Another drawback is that SBIs added in a small quantity get “bumped up” the list when other SBIs are also present. For example, let’s say a food contains “sugar” as the first ingredient and “maple syrup” as the last ingredient. This food must then be labelled with “Sugars (sugar, maple syrup)” as the first ingredient. Some consumers may think that the maple syrup is present in a more significant quantity than it is.

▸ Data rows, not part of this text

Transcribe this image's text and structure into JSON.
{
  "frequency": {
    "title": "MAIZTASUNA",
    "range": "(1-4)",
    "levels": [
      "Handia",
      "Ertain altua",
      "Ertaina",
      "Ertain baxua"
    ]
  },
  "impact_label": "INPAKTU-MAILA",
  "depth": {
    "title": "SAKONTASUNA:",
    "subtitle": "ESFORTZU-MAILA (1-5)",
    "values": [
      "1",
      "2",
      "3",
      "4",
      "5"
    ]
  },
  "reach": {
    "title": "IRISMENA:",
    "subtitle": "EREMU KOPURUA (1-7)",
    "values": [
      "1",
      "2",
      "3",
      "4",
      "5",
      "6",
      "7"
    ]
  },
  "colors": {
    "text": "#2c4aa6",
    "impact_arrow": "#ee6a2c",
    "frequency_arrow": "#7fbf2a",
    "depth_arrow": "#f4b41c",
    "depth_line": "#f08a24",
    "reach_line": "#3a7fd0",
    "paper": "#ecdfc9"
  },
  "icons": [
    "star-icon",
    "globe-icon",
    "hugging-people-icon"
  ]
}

The definition of a SBI involves three tiers. The first two are generally easy to spot in a crowd. They include mono- and disaccharides, like sugar (sucrose), and sweetening agents, many of which are liquid or dried syrups including high fructose corn syrup. The last tier involves understanding what a “functional substitute for a sweetening agent” is. The definition for this in the FDR, reads, “a food — other than any sweetener or sweetening agent, including any sugars — that replaces a sweetening agent and that has one or more of the functions of the sweetening agent including sweetening, thickening, texturing or caramelizing.” What’s potentially nebulous is that a functional substitute for a sweetening agent does not have to be sweet. It can have the function of thickening, texturing or caramelizing, for example. Appreciating concentrated fruit juice as SBI seems more intuitive than non-dietary fibre-type maltodextrins. For guidance purposes, the CFIA has provided on its food labelling for industry website pages, Annex 1 of examples of SBIs and Annex 2 of what are not SBIs. Annex 2 includes foods that the CFIA believes consumers may recognize as potentially significant sources of added sugars. As such these are not subject SBI labelling. Fruit spread is in Annex 2 and fruit puree is Annex 1. Some things are harder to explain than others. New rules are not necessarily easier.